FDA Approves New Flu Vaccine with Potential Biodefense Applications
Posted 17 January 2013 | By
The US Food and Drug Administration (FDA) has announced the approval of a new type of flu vaccine that provides an alternate option to those unable to consume egg-based products.
The new vaccine, Flublok, is a trivalent influenza vaccine manufactured by Meriden, CT-based Protein Sciences Corporation. Unlike other flu vaccines, which utilize a live virus to infect chicken eggs, Flublok is made from only a single hemagglutinin protein from the influenza virus. That protein is manufactured by inserting a gene for the protein into baculovirus, an insect virus, which then infects a proprietary cell line.
The company explains on its website that the process could come to be used for a wide range of other vaccines in the future, including against HPV, SARS, Ebola, diabetes and various types of cancer. It could also be used for gene therapy applications and other biologics-based therapies for healing wounds, repairing tissue or acting as an anti-viral.
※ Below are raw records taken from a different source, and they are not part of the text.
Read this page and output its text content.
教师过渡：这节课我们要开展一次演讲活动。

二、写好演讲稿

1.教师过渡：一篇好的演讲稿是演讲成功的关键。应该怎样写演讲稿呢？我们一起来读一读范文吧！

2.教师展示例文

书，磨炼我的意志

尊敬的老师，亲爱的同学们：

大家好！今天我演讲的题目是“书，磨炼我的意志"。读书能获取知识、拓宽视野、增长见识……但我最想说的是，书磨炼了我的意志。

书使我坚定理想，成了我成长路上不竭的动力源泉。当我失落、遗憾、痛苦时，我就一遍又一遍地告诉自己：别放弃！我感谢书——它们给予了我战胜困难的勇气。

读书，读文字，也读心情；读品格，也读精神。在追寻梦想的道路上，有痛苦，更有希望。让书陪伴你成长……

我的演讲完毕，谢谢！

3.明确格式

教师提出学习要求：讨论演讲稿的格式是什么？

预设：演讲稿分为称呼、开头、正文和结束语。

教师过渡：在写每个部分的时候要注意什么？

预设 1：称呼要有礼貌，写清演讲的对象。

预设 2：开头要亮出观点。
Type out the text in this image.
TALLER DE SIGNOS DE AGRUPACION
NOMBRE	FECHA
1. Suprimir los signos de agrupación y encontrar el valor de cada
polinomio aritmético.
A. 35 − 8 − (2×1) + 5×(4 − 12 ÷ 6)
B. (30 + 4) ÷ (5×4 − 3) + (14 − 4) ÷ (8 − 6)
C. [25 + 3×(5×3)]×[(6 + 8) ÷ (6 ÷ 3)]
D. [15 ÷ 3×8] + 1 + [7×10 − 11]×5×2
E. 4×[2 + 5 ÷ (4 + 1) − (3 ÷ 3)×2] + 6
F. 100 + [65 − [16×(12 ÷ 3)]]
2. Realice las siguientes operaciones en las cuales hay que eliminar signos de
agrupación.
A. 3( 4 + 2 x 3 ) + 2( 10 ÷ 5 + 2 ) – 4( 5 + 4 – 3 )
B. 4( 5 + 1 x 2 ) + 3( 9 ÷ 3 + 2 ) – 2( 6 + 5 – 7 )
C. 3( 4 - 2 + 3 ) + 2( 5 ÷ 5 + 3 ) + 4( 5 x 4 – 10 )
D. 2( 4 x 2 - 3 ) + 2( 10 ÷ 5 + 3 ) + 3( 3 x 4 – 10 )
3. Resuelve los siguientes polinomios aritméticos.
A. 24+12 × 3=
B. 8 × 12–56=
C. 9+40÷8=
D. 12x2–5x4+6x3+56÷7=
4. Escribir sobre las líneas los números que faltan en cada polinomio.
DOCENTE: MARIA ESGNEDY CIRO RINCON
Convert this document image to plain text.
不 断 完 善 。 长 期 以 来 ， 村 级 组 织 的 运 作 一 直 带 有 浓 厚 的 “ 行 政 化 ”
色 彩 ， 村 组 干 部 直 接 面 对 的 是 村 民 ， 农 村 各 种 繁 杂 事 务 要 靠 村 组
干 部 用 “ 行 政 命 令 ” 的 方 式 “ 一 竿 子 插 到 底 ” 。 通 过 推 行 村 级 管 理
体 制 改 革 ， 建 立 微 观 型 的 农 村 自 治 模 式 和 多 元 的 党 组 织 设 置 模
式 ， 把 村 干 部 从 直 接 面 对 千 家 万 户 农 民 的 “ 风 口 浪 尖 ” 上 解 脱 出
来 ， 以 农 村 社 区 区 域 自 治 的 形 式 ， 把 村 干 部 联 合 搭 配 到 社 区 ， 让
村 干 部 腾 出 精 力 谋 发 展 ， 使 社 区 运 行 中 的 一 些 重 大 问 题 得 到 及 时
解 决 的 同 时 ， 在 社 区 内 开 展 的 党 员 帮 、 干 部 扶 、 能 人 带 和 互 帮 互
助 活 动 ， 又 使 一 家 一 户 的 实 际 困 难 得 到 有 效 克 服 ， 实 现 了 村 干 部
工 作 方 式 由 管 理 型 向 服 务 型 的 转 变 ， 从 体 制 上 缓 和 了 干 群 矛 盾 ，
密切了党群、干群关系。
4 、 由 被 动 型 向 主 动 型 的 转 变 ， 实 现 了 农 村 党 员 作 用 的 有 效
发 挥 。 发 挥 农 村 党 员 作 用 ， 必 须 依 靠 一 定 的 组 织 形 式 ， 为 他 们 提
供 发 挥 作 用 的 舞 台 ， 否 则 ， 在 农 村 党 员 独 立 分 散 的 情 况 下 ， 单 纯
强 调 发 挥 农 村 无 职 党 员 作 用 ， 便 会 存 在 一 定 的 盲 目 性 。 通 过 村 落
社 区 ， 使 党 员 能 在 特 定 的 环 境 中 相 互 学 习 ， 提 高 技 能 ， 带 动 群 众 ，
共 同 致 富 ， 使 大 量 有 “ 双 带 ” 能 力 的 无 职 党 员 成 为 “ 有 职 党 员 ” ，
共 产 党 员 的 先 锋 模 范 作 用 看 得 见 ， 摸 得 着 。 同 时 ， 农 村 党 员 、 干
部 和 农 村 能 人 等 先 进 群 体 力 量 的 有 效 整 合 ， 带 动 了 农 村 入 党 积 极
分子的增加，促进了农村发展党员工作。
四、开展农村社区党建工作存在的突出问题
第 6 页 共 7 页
To date, three products including Flublok have cleared Phase III clinical development using the technology, which is called the Baculovirus Expression Vector System (BEVS). One of the other products, Glybera, is currently marketed in the EU as a gene therapy product intended to treat lipoprotein lipase deficiency (LPLD). The other, Diamyd, is an experimental type 1 diabetes vaccine being developed by Diamyd medical. The company has said its results did not show a statistically significant result relative to a placebo, and has withdrawn its application from before EU regulators.
The Flublok vaccine is notable for another reason: Its development process is considerably faster than that of egg-based vaccines. The entire process can be completed within approximately two months, while normal vaccines take six months or more to make. That speed has attracted US biodefense dollars and interest from the US Department of Health and Human Service's Biomedical Advanced Research and Development Authority (BARDA), which apparently wants to further develop and scale up not only Flublok, but another product called Panblock (bird flu variant H5N1) as well.
FDA's approval notice for Flublok notes this potential as well. "This approval represents a technological advance in the manufacturing of an influenza vaccine," said Karen Midthun, director of FDA's Center for Biologics Evaluation and Research (CBER). "The new technology offers the potential for faster start-up of the vaccine manufacturing process in the event of a pandemic, because it is not dependent on an egg supply or on availability of the influenza virus."
Regulators said they would re-evaluate the vaccine each year to determine its applicability to the upcoming flu season. The product reportedly has a shelf life of 16 weeks, or slightly longer than it takes to manufacture.